File :-(, x, )
Anonymous
I work at a grocery store comprised of mostly female employees. Since most of them are girly girl types, myself and the three other guys at work usually end up doing most of the heavy stocking.

Long story short, this means alot of deadlifting, pressing, etc. Most of the time it isn't extremely heavy weight, but I'm doing this exercise about 100 times a day or more depending on the work load. This makes me sore and makes it hard for me to justify doing deadlifts and overhead presses when I get home. It makes work the next day absolute hell.

Am I going to physically harm myself working out like this after work? Should I just treat my normal workday as a workout and leave it at that? The only problem is I can't gauge the weight that I'm deadlifting, it's always somewhere between "light" and "holy fuck, fuck this job."

TL;DR. Not quitting job, qqing, drama queen.
>> Anonymous
You're going to have to ease into a training program, given how much physical work you do during the day.

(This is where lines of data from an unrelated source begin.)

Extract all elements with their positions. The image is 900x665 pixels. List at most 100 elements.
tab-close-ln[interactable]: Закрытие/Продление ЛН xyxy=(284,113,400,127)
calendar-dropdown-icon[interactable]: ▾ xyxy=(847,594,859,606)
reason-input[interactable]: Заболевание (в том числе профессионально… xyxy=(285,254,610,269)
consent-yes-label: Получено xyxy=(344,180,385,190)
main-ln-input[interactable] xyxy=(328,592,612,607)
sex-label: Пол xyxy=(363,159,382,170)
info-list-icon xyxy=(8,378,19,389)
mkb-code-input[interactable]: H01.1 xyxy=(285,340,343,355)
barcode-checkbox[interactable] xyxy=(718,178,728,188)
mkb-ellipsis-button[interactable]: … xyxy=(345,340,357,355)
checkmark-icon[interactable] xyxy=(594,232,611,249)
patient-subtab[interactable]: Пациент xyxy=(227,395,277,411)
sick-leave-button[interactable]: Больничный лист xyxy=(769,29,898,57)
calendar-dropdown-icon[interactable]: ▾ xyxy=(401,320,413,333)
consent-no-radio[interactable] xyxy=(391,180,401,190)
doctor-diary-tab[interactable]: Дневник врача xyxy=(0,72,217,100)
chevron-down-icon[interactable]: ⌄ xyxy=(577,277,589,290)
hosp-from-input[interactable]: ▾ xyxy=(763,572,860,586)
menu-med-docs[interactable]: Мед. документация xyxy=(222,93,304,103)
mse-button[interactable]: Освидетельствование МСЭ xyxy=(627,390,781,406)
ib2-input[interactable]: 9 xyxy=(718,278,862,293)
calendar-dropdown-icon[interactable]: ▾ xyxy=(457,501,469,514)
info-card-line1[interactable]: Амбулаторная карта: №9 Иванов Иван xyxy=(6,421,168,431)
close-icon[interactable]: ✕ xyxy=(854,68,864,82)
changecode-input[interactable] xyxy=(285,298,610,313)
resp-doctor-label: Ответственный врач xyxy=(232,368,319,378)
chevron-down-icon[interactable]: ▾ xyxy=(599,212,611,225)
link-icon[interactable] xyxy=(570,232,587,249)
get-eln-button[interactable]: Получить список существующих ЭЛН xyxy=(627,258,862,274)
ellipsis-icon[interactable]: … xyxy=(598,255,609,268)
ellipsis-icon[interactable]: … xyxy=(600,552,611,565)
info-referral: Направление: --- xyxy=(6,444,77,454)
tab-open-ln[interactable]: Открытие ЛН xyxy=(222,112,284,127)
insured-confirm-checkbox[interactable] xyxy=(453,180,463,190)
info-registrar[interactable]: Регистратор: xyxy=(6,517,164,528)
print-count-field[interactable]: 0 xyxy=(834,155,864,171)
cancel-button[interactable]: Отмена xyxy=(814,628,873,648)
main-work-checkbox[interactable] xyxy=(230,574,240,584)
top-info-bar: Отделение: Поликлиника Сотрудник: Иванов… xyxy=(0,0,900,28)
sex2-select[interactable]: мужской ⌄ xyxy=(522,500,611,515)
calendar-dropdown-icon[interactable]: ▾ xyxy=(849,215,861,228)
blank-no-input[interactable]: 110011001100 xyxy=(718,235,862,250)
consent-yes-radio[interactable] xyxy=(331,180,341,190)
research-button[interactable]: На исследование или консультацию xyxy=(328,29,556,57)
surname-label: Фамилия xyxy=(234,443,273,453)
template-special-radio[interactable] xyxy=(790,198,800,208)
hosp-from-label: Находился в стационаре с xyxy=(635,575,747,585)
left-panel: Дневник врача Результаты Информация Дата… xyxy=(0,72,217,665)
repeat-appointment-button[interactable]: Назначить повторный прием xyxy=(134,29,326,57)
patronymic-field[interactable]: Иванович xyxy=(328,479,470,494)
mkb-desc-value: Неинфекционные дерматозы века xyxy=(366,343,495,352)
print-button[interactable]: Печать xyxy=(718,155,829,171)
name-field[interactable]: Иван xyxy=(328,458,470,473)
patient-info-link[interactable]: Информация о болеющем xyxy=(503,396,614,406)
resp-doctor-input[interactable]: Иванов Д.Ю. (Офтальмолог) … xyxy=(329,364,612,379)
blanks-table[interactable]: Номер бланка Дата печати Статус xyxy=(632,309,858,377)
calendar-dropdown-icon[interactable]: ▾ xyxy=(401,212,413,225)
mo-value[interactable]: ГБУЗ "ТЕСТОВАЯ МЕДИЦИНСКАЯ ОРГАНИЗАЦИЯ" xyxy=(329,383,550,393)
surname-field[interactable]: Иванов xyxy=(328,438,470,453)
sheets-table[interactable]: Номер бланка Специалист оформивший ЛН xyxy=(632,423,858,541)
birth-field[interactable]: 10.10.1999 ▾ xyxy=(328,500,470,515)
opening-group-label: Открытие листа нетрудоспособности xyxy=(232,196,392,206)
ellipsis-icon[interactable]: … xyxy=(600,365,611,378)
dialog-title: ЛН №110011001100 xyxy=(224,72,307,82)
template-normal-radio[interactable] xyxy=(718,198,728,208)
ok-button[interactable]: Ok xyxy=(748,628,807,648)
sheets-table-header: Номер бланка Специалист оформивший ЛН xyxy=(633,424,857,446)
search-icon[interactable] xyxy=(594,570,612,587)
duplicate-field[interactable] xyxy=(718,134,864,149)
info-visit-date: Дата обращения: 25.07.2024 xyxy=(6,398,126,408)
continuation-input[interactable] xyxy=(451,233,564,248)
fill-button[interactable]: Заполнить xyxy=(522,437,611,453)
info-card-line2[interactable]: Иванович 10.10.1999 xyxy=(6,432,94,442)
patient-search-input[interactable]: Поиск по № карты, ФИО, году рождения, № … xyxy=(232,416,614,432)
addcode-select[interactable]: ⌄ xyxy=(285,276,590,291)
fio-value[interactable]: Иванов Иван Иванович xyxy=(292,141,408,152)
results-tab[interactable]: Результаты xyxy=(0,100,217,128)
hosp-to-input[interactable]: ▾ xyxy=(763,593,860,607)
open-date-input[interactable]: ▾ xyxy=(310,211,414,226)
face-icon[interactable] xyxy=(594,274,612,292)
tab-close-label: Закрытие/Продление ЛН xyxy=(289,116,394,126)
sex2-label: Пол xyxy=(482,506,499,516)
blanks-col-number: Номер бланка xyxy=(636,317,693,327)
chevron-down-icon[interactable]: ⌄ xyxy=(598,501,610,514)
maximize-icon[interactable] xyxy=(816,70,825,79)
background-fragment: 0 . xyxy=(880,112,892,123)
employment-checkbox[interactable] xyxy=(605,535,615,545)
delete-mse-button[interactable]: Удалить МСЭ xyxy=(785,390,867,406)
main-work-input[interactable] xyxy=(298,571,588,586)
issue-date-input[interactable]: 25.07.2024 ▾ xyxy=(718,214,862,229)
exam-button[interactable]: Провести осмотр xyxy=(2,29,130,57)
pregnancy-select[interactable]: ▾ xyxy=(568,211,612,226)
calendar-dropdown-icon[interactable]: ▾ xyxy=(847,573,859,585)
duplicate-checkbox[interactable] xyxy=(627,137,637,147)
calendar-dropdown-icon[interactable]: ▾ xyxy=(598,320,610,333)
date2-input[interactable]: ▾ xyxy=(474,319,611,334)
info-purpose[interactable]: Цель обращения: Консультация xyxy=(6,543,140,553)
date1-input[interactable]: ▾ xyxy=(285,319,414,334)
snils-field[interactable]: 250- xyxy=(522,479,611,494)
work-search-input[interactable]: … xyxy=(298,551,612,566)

It'll be slow going, but it's not impossible.
>> Anonymous
>>45303
To clarify: I used to unload electronics equipment from trucks for a living. The average dolly load was between 300 and 600 pounds and we would have to carry big spools of wiring up stairs and ramps and shit. During the busy season I only had enough energy for work, eating and hygiene. During the slow months, though, I was able to work out like a monster because of the volume of output I was used to.

Makes sense?
>> Anonymous
Depends. What are you going for? Gaining mass? Muscle definition? Or gaining strength?
>> Anonymous
I'd leave your workday as your workout, and do heavy lifts on weekends (or whatever days you don't work).

Your workday is going to give you endurance, so you want to work entirely on strength when you do have breaks.